German airline executive (born 1957)

Stefan Pichler (born November 7, 1957) is a global airline and tourism Chief Executive. Most recently he was President and CEO of Royal Jordanian. Previously, Pichler was the Managing Director and CEO of Air Berlin, served as Managing Director and CEO of Fiji Airways, as the CEO of Jazeera Airways, Chairman and CEO of Thomas Cook AG and Chairman of the Bundesverband der Deutschen Tourismuswirtschaft, as well as Chairman of Fiji Tourism.
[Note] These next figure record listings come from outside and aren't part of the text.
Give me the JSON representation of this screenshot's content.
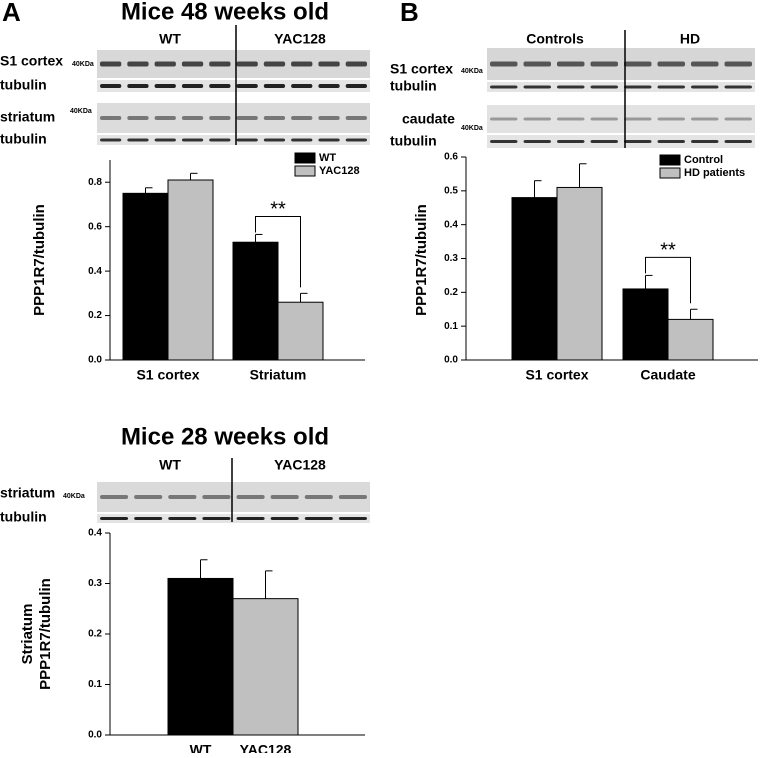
{
  "chart_data": [
    {
      "type": "bar",
      "panel": "A",
      "title": "Mice 48 weeks old",
      "blot": {
        "groups": [
          "WT",
          "YAC128"
        ],
        "rows": [
          {
            "label": "S1 cortex",
            "marker": "40KDa"
          },
          {
            "label": "tubulin"
          },
          {
            "label": "striatum",
            "marker": "40KDa"
          },
          {
            "label": "tubulin"
          }
        ]
      },
      "y_label": "PPP1R7/tubulin",
      "categories": [
        "S1 cortex",
        "Striatum"
      ],
      "series": [
        {
          "name": "WT",
          "color": "#000000",
          "values": [
            0.75,
            0.53
          ],
          "errors": [
            0.025,
            0.035
          ]
        },
        {
          "name": "YAC128",
          "color": "#c0c0c0",
          "values": [
            0.81,
            0.26
          ],
          "errors": [
            0.03,
            0.04
          ]
        }
      ],
      "ylim": [
        0,
        0.9
      ],
      "yticks": [
        {
          "value": 0,
          "label": "0.0"
        },
        0.2,
        0.4,
        0.6,
        0.8
      ],
      "annotations": [
        {
          "text": "**",
          "category": 1
        }
      ],
      "legend": "top-right"
    },
    {
      "type": "bar",
      "panel": "B",
      "blot": {
        "groups": [
          "Controls",
          "HD"
        ],
        "rows": [
          {
            "label": "S1 cortex",
            "marker": "40KDa"
          },
          {
            "label": "tubulin"
          },
          {
            "label": "caudate",
            "marker": "40KDa"
          },
          {
            "label": "tubulin"
          }
        ]
      },
      "y_label": "PPP1R7/tubulin",
      "categories": [
        "S1 cortex",
        "Caudate"
      ],
      "series": [
        {
          "name": "Control",
          "color": "#000000",
          "values": [
            0.48,
            0.21
          ],
          "errors": [
            0.05,
            0.04
          ]
        },
        {
          "name": "HD patients",
          "color": "#c0c0c0",
          "values": [
            0.51,
            0.12
          ],
          "errors": [
            0.07,
            0.03
          ]
        }
      ],
      "ylim": [
        0,
        0.6
      ],
      "yticks": [
        {
          "value": 0,
          "label": "0.0"
        },
        0.1,
        0.2,
        0.3,
        0.4,
        0.5,
        0.6
      ],
      "annotations": [
        {
          "text": "**",
          "category": 1
        }
      ],
      "legend": "top-right"
    },
    {
      "type": "bar",
      "title": "Mice 28 weeks old",
      "blot": {
        "groups": [
          "WT",
          "YAC128"
        ],
        "rows": [
          {
            "label": "striatum",
            "marker": "40KDa"
          },
          {
            "label": "tubulin"
          }
        ]
      },
      "y_label": [
        "Striatum",
        "PPP1R7/tubulin"
      ],
      "categories": [
        "WT",
        "YAC128"
      ],
      "values": [
        0.31,
        0.27
      ],
      "errors": [
        0.037,
        0.055
      ],
      "colors": [
        "#000000",
        "#c0c0c0"
      ],
      "ylim": [
        0,
        0.4
      ],
      "yticks": [
        {
          "value": 0,
          "label": "0.0"
        },
        0.1,
        0.2,
        0.3,
        0.4
      ]
    }
  ]
}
Additionally, he has held Senior and Executive Board roles as a CCO at Virgin Australia and at Lufthansa.

In November 2014, Air Berlin appointed Pichler as CEO effective February 2015. After signing the restructuring deals with Lufthansa and Etihad, Pichler left to lead Royal Jordanian Airlines. Pichler then developed a turnaround plan for Royal Jordanian which helped to return to profitability by the end of FY 2017.
Royal Jordanian also posted a sharp increase in the operating results and net income in 2018 and 2019.
 Pichler announced his retirement effective 30 September 2020.

==Early life and education==
Pichler was born and raised in Munich, Germany. He received a master's degree in economics and law from the University of Augsburg and a post graduate degree from INSEAD.

==Career==
In 1983, Pichler began his career as Head of Sport Promotions for Nike in Beaverton, Oregon. Pichler became the Marketing and Sales Director of France for Lufthansa in 1989. In 1991, Lufthansa appointed Pichler Managing Director for Lufthansa France, based in Paris. He was promoted to Head of Worldwide Sales for Lufthansa in 1996 and appointment as a member of Lufthansa's Executive Board the following year. In January 2000, Pichler was appointed CEO of Thomas Cook AG, a national tour operator. He helped develop the company to the world's second largest leisure group.
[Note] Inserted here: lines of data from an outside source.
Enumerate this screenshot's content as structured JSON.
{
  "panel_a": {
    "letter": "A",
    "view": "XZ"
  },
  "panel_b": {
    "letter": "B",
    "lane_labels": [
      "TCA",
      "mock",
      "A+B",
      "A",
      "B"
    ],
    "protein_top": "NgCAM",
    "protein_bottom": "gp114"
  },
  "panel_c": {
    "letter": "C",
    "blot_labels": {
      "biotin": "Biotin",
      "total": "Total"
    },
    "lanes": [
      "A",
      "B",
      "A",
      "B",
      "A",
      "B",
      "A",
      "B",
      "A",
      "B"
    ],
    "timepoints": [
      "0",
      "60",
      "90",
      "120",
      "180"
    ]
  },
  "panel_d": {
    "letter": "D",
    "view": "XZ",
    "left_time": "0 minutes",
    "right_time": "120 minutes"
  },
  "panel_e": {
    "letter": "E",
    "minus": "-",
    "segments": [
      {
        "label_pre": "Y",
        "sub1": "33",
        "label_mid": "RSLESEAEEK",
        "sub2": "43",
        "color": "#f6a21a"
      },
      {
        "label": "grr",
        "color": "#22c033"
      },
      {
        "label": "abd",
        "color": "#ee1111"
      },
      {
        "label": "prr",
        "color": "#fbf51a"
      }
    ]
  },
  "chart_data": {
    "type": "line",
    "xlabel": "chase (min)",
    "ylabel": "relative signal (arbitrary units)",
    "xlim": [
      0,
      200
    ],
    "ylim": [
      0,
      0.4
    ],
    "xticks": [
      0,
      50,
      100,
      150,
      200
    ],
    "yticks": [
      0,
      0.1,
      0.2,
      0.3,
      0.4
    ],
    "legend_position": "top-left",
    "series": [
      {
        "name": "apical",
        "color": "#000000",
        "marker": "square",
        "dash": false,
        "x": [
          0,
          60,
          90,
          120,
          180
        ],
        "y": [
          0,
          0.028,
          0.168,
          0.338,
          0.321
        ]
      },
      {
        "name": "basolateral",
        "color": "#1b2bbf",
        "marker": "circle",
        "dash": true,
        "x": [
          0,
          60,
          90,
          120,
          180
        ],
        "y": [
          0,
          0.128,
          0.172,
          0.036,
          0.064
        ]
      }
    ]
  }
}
Focus ranked Pichler number one on its list of the "Top 30 Tourism Managers" in 2003 for the third consecutive year. The following year he was appointed Chief Commercial Officer and Chairman of Virgin Australia. In 2009, Pichler joined Jazeera Airways as CEO. In 2011, the airline's operating profit margin was the second highest in the global airline industry (25.6%) and in 2012, the margin was 30.2%. He received the "Personal Achievement of the Year Award" at the Aviation Business Awards for making the airline profitable in 2012. In September 2013, Pichler was appointed Managing Director and CEO of Fiji Airways. He was promoted to Chairman of Tourism Fiji in August 2014.

Additionally, Pichler served as a member of the Board of Tourism Australia and held roles at the World Travel and Tourism Council (WTTC) and the Tourism Working Group of the World Economic Forum. He has also held non-executive director of major German corporations including Deutsche Bank and Steigenberger Hotels.

In November 2014, Air Berlin appointed Pichler CEO effective February 2015.
With the support of Etihad Airways, Pichler developed a strategic restructuring plan which resulted in dividing the company into 3 separate business units: the first unit was to provide 40 aircraft to Lufthansa Group per wet lease agreement. the second unit, the touristic business including the Austrian daughter company Niki, was sold to Etihad Airways who invested this stake into a joint venture with TUI Group. And the third unit, New Airberlin, was redesigned to become a network carrier serving the hubs in Duesseldorf and Berlin. All those deals were concluded in December 2016 were designed to enable a new start for airberlin which had lost over 3 billion Euros in the last 10 years.

Also in December 2016, he announced his resignation as CEO of Air Berlin effective January 31, 2017 and left to lead Royal Jordanian into a turnaround.

==Personal life==
Pichler is a former internationally ranked marathon runner and ran for the German national team.